Then they were all
amazed and marveled, saying to one another, “Look, are not all these who speak
Galileans? 8 And how is it that we hear, each in our own language in which we
were born? ... we hear them speaking in our own tongues the wonderful works of
God.” 12 So they were all amazed and perplexed, saying to one another,
“Whatever could this mean?”
13 Others mocking said,
“They are full of sweet wine.”

What this underscores is that some of us automatically
resist, dismiss, and/or reject anything we can't understand. Any time we
experience something our brain is automatically trying to process it and when
no explanation can be found our brain starts fabricating one. If a person comes
walking across the water towards us we conclude they are either on a solid
surface below the water that we can't see like a glass walkway or they are
being supported by an invisible harness because people can't walk on water.
Nearly 11 years ago I started having some health issues and
ended up with a diagnosis of bladder cancer. I told one of my best friends who
is all about science/logic and confused by the whole idea of faith. I had surgery
which ended up confusing my surgeon. The tumor was sent to pathology and the
report came back stating there were no live cancer cells. He went and analyzed
the tumor himself. He couldn't understand it. He knew he took a living growing
cancerous tumor from my bladder yet now it wasn't? He told me he didn't know
what to do with me or how to treat me. We decided to wait three months and then
check it out with a camera to see what was happening in there. Three months
later nothing was happening. 6 months later he put the camera in again. There
was a nurse assisting him and an intern training with him. He looked at the
image from the camera and with obvious amazement said he couldn't even tell any
surgery had ever been done. My bladder looked perfect inside. So I said him
"That's why they are called miracles."
He looked me right in the eye with the most intense look in
front of the nurse and the intern and said "This IS a miracle."

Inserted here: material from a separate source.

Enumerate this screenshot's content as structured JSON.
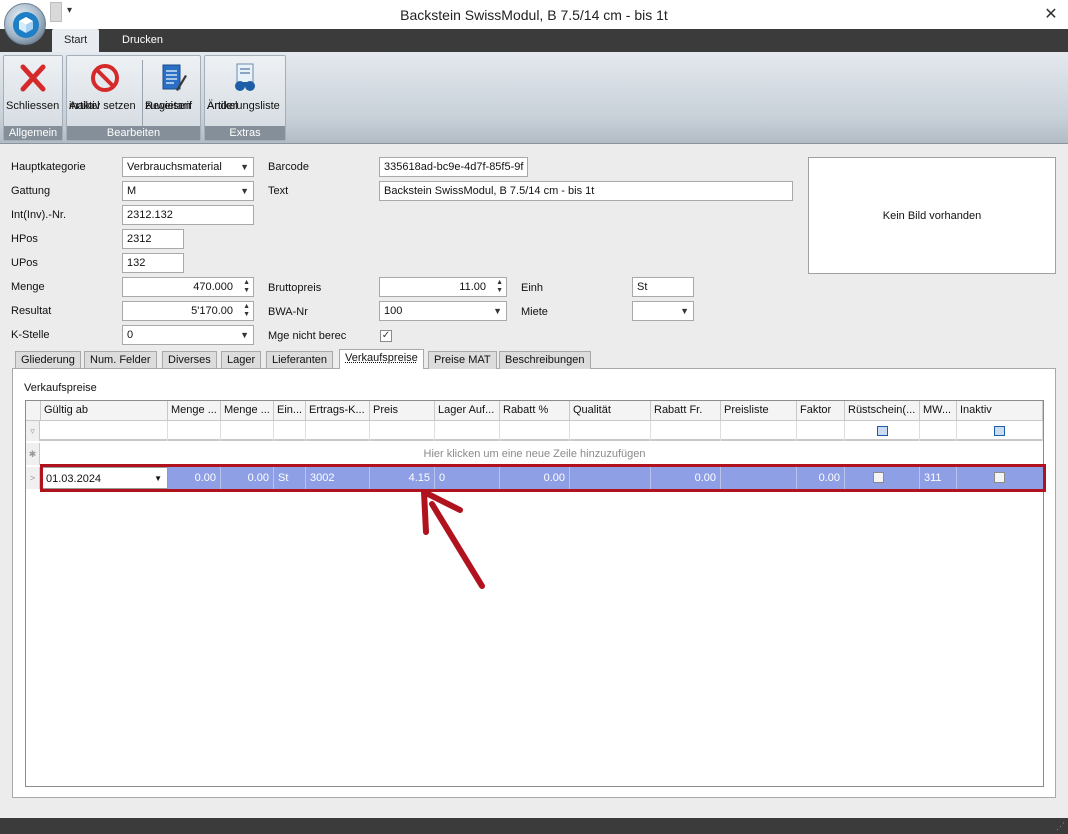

Eleven years later and not a single treatment and I am
completely healthy. The average life expectancy for bladder cancer is 3 to 5
years.
So I called my friend to tell him the news. I wasn't sure how
he would react. His response when I told him my surgeon said it is a miracle
was "There must be some kind of scientific explanation..." His brain
couldn't entertain any other possibilities.
That's why some in the crowd said "They are full of
sweet wine." Sweet wine was a highly intoxicating wine popular at that
time. It was an explanation developed by their brain to give some kind of
reason to what they were experiencing yet the reason made no sense. Drunk
people don't speak fluently in other languages they never spoke before.
Lesson:
Question your own thinking. Don't just believe the
explanations and conclusions your brain automatically churns out to explain
what you are seeing or hearing. Most of all be open to that which can't be
explained. Miracles happen. It's proof of the realm of the supernatural. There
is a reason despite all the rhetoric and theories that no one can explain how
life began on this planet. It isn't explainable.
When God decides to do something outside our normal our
brains are amazed, perplexed, and immediately attempt to explain it. Thinking
and reasoning are good but believing has its place at the table too "for
without faith it is impossible to please Him for we must believe that He is and
that He rewards those who diligently seek Him."